Cuando nosotros, ahora padres, éramos pequeños, nadie nos prestaba demasiada atención. Por supuesto que recibíamos todos los cuidados necesarios y no nos faltó jamás el cariño de nuestros padres, pero escuchábamos frases tan elocuentes como estas: «eres el último mono de la compañía», «cuando seas padre comerás dos huevos» o «me aburro, pues cómprate un burro».
Era el nuestro un mundo en el que mientras papá estaba fuera en el trabajo y mamá se dedicaba a «sus labores», los niños nos ocupábamos bastante bien de nosotros mismos, con el mérito añadido de que la única tele de la casa solo disponía de dos Canales y solo en la merienda programaba dibujos animados, y el teléfono de baquelita servía únicamente para llamar.
Teníamos también otros condicionantes: las mañanas estaban para «hacer recados» y nadie nos preguntaba si queríamos ir o no al mercado, la zapatería y la panadería, simplemente íbamos. Y las tardes no existían hasta las cinco o las seis porque de todos es sabido que la siesta es sagrada, so pretexto del archifamoso corte de digestión.
Nos aburríamos. Nos aburríamos mucho y no pasaba nada porque el aburrimiento es el revulsivo que necesitábamos para volvernos creativos, para convertir una caja de cartón en un barco o una nave espacial, para aprender a jugar a la escoba con los hermanos y trabajar el cálculo mental sin darnos cuenta, y para leer…
Porque nuestra generación, como la de nuestros padres, fue lectora a fuerza de aburrimiento. No nos engañemos. Si hubiéramos tenido la oportunidad de ver Barrio Sésamo las 24 horas del día, posiblemente lo habríamos hecho.
Y si hubiéramos tenido más videojuegos que aquella maquinista tan «sofisticada» del Donkey Kong, también nos habríamos enganchado. Pero fue el aburrimiento lo que nos inclinó a la lectura. Elegíamos esta opción por descarte: era lo «menos aburrido» que podíamos hacer.
Después llegaba la segunda parte: en las casas no disponíamos de flamantes cuentos recién comprados y llenos de hermosas ilustraciones a todo color, pero sí de los grandes clásicos de la literatura infantil y juvenil, un poco raídos por el paso de muchas generaciones por sus páginas, pan con chocolate en ristre. Y como no había nada mejor que hacer, metíamos la cabeza en el mundo que Mark Twain había creado para nosotros o viajábamos veinte mil leguas con Verne después de dar la vuelta al mundo, y quedábamos felizmente atrapados en el maravilloso mundo de la lectura. Y como el efecto secundario de la imaginación es que genera una bendita adicción irrefrenable, ya estábamos enganchados de por vida a las páginas amarillentas y de grano grueso que dibujaron nuestra infancia.
Hoy el panorama es totalmente distinto. Entre los miles de estímulos que recibe un niño durante un día, un libro inerte en su estantería, sin lucecitas de colores, sin sonidos, sin imágenes en movimiento, es claramente el menos apetecible de todos. Me pongo en su piel y no me cuesta entender que prefieran engancharse al tubo continuo de dibujos animados, alternado con raros de Apps de juegos en la tableta de papá, la de mama o en esa que se ha quedado en casa ‘para los niños’. Lo entiendo.

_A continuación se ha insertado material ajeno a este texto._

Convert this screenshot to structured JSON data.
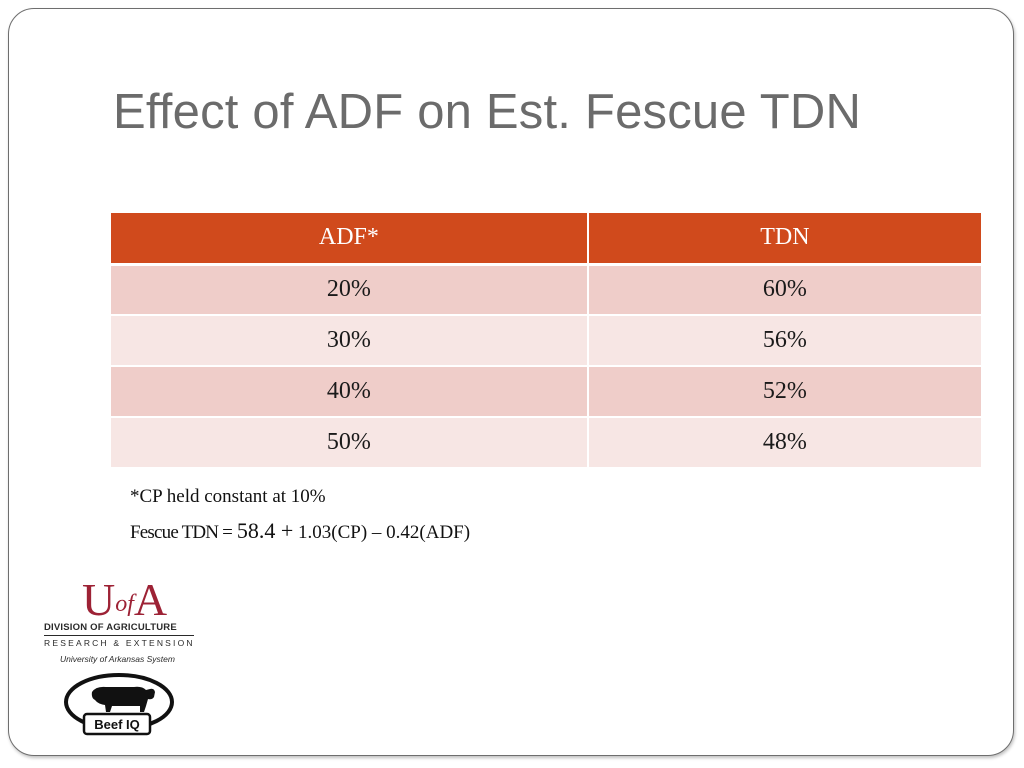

Miles de impulsos visuales que nos llaman la atención y muy poco esfuerzo por delante.
Si no permitimos que nuestros hijos se aburran, si no limitamos el acceso a esos elementos de su entorno que tanto los reclaman, no podemos esperar que cojan un libro. No lo harán a menos que tengan muy arraigada la costumbre.
Pero sabemos, porque nosotros lo vivimos así cuando éramos niños, que tan pronto como sus creativas mentes se adentren en los vericuetos de la buena literatura infantil y juvenil, ya no podrán salir de ese círculo virtuoso que es la lectura.